Spazi angusti, strade sterrate o male asfaltate, sistemi fognari improvvisati. E fango ovunque quando arriva l’inverno e inizia la stagione delle piogge.

Luoghi dove giocare liberamente, per i bambini, è difficile trovarne.

Lo spazio del divertimento, la normalità della scuola, vengono spazzati via da una condizione di precarietà in cui si sono trovati all’improvviso, spesso senza neanche avere gli strumenti per capire.

A 3, 4, 6 anni, capire perché non ci si trovi più a casa ma sotto una tenda non è facile. E anche se può sembrare strano “lo stress non è prerogativa degli adulti. Ne soffrono anche i bambini.
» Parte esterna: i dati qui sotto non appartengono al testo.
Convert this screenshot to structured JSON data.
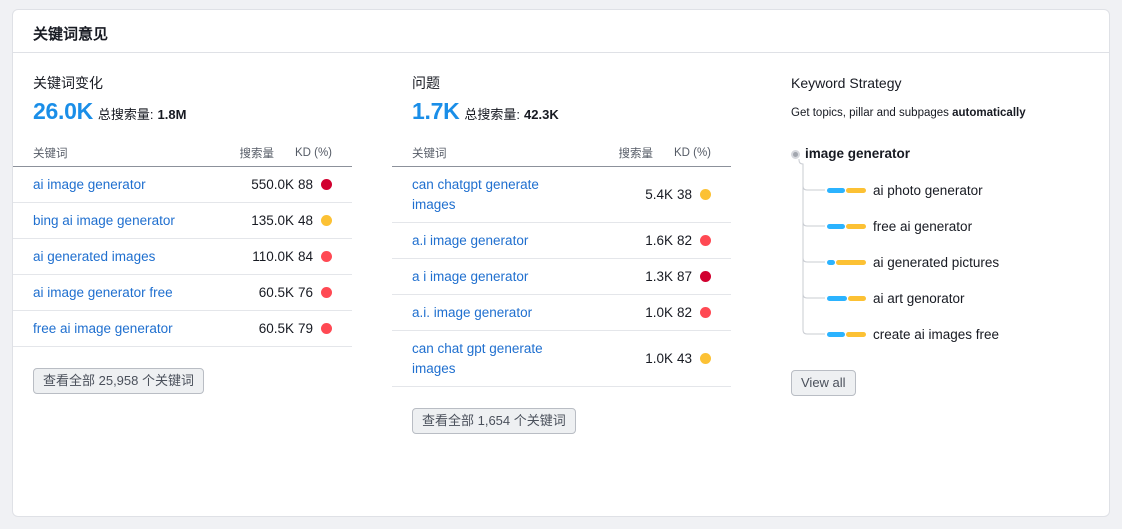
{
  "card": {
    "title": "关键词意见"
  },
  "variations": {
    "title": "关键词变化",
    "count": "26.0K",
    "total_label": "总搜索量:",
    "total_value": "1.8M",
    "headers": {
      "keyword": "关键词",
      "volume": "搜索量",
      "kd": "KD (%)"
    },
    "rows": [
      {
        "keyword": "ai image generator",
        "volume": "550.0K",
        "kd": "88",
        "kd_color": "#d1002f"
      },
      {
        "keyword": "bing ai image generator",
        "volume": "135.0K",
        "kd": "48",
        "kd_color": "#fcc134"
      },
      {
        "keyword": "ai generated images",
        "volume": "110.0K",
        "kd": "84",
        "kd_color": "#ff4953"
      },
      {
        "keyword": "ai image generator free",
        "volume": "60.5K",
        "kd": "76",
        "kd_color": "#ff4953"
      },
      {
        "keyword": "free ai image generator",
        "volume": "60.5K",
        "kd": "79",
        "kd_color": "#ff4953"
      }
    ],
    "button": "查看全部 25,958 个关键词"
  },
  "questions": {
    "title": "问题",
    "count": "1.7K",
    "total_label": "总搜索量:",
    "total_value": "42.3K",
    "headers": {
      "keyword": "关键词",
      "volume": "搜索量",
      "kd": "KD (%)"
    },
    "rows": [
      {
        "keyword": "can chatgpt generate images",
        "volume": "5.4K",
        "kd": "38",
        "kd_color": "#fcc134"
      },
      {
        "keyword": "a.i image generator",
        "volume": "1.6K",
        "kd": "82",
        "kd_color": "#ff4953"
      },
      {
        "keyword": "a i image generator",
        "volume": "1.3K",
        "kd": "87",
        "kd_color": "#d1002f"
      },
      {
        "keyword": "a.i. image generator",
        "volume": "1.0K",
        "kd": "82",
        "kd_color": "#ff4953"
      },
      {
        "keyword": "can chat gpt generate images",
        "volume": "1.0K",
        "kd": "43",
        "kd_color": "#fcc134"
      }
    ],
    "button": "查看全部 1,654 个关键词"
  },
  "strategy": {
    "title": "Keyword Strategy",
    "subtitle_prefix": "Get topics, pillar and subpages",
    "subtitle_bold": "automatically",
    "root": "image generator",
    "children": [
      {
        "label": "ai photo generator",
        "blue_share": 0.45
      },
      {
        "label": "free ai generator",
        "blue_share": 0.45
      },
      {
        "label": "ai generated pictures",
        "blue_share": 0.2
      },
      {
        "label": "ai art genorator",
        "blue_share": 0.5
      },
      {
        "label": "create ai images free",
        "blue_share": 0.45
      }
    ],
    "button": "View all",
    "colors": {
      "blue": "#2bb3ff",
      "yellow": "#fcc134"
    }
  }
}
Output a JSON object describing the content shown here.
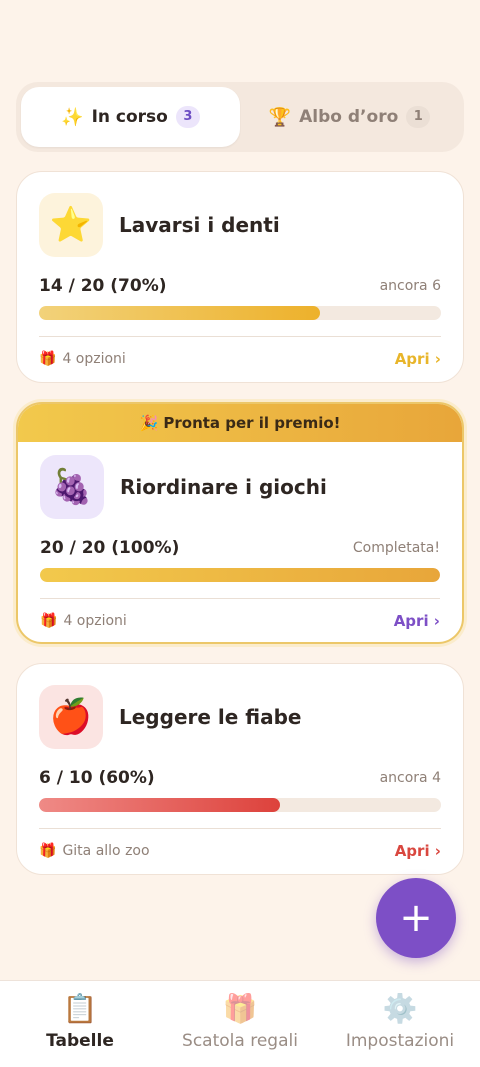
{
  "tabs": [
    {
      "icon": "✨",
      "label": "In corso",
      "count": "3"
    },
    {
      "icon": "🏆",
      "label": "Albo d’oro",
      "count": "1"
    }
  ],
  "cards": [
    {
      "emoji": "⭐",
      "title": "Lavarsi i denti",
      "count": "14 / 20 (70%)",
      "progress": 0.7,
      "remaining": "ancora 6",
      "reward_icon": "🎁",
      "reward": "4 opzioni",
      "open": "Apri ›",
      "accent": "#e8b52a"
    },
    {
      "ready_banner": "🎉 Pronta per il premio!",
      "emoji": "🍇",
      "title": "Riordinare i giochi",
      "count": "20 / 20 (100%)",
      "progress": 1.0,
      "remaining": "Completata!",
      "reward_icon": "🎁",
      "reward": "4 opzioni",
      "open": "Apri ›",
      "accent": "#7d4fc6"
    },
    {
      "emoji": "🍎",
      "title": "Leggere le fiabe",
      "count": "6 / 10 (60%)",
      "progress": 0.6,
      "remaining": "ancora 4",
      "reward_icon": "🎁",
      "reward": "Gita allo zoo",
      "open": "Apri ›",
      "accent": "#d9473f"
    }
  ],
  "fab": {
    "label": "+"
  },
  "nav": [
    {
      "icon": "📋",
      "label": "Tabelle"
    },
    {
      "icon": "🎁",
      "label": "Scatola regali"
    },
    {
      "icon": "⚙️",
      "label": "Impostazioni"
    }
  ],
  "colors": {
    "background": "#fdf3ea",
    "purple": "#7d4fc6",
    "gold": "#e8b52a",
    "red": "#d9473f"
  }
}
Solo che spesso non sanno come esprimerlo”, spiega la dottoressa Muhammad, il medico psichiatra che segue i bambini nell’ambito del nostro Programma di sostegno psico-sociale.

Oltre alle necessità primarie, ovvie per chi vive in queste condizioni, una delle cose che manca di più a questi bambini è il gioco, ci spiega.

Un elemento spesso sottovalutato, ma invece “importantissimo per molti aspetti relativi alla crescita, e soprattutto per evitare che in età adulta i traumi subiti e non espressi si sviluppino in patologie gravi”.

Ecco perché qui, a Domiz, il gioco viene anche usato come terapia.

“Ci aiuta ad identificare disordini da stress post-traumatico: da come un bambino si relaziona con i suoi coetanei, da come disegna, da quali giochi preferisce, capiamo moltissime cose”.

Ad esempio, che gli amici per i bambini rappresentano un mondo intero. Essersene separati per via della guerra, non avere più alcuna notizia di loro, è un trauma ed un dolore.

“Sono davvero tanto preoccupati”, racconta la dottoressa. “E questo crea loro ansia, nervosismo. Inoltre nessuno può capirsi meglio che i bambini tra di loro: avere i propri amichetti vicino significa confidarsi, sostenersi nella crescita, sentirsi capiti. Questo spesso in contesti familiari stressati, in cui i genitori sono preoccupati di come sopravvivere, non avviene. E soffrono di solitudine”.

E allora, ecco che nei loro disegni ricorre la scuola: un ambiente che restituisce frammenti di normalità, istanti di serenità e di gioco condiviso, diritto all’infanzia.

“Evidentemente a scuola si sentivano felici e ricrearla attraverso i disegni, la fantasia, diventa un modo per evadere da un ambiente respingente o dalle liti familiari”, spiega la dottoressa.

“D’altra parte serbano ricordi molto pesanti: la fobia più diffusa qui è quella del temporale, perché i rumori della pioggia sulle tende vengono amplificati, e ricordano quelli dei bombardamenti”, racconta.

Spiega la dottoressa che questi bambini non hanno bisogno di medicinali, ma di essere ascoltati, rincuorati, incoraggiati e trattati con affetto.

Hanno bisogno di spazi per giocare, di scuole in cui studiare, di cortili in cui correre e nascondigli in cui costruire segreti e inventare storie.

“Per questo è così importante il nostro intervento qui, la creazione di momenti di gioco-terapia, l’impegno delle organizzazioni di solidarietà per la costruzione di scuole”.

Restituzione di frammenti di normalità, grazie ai quali poter provare ad immaginare un futuro in cui le tende siano un nascondiglio in cui giocare, non nuove case in cui adattarsi a vivere, aspettando il prossimo temporale.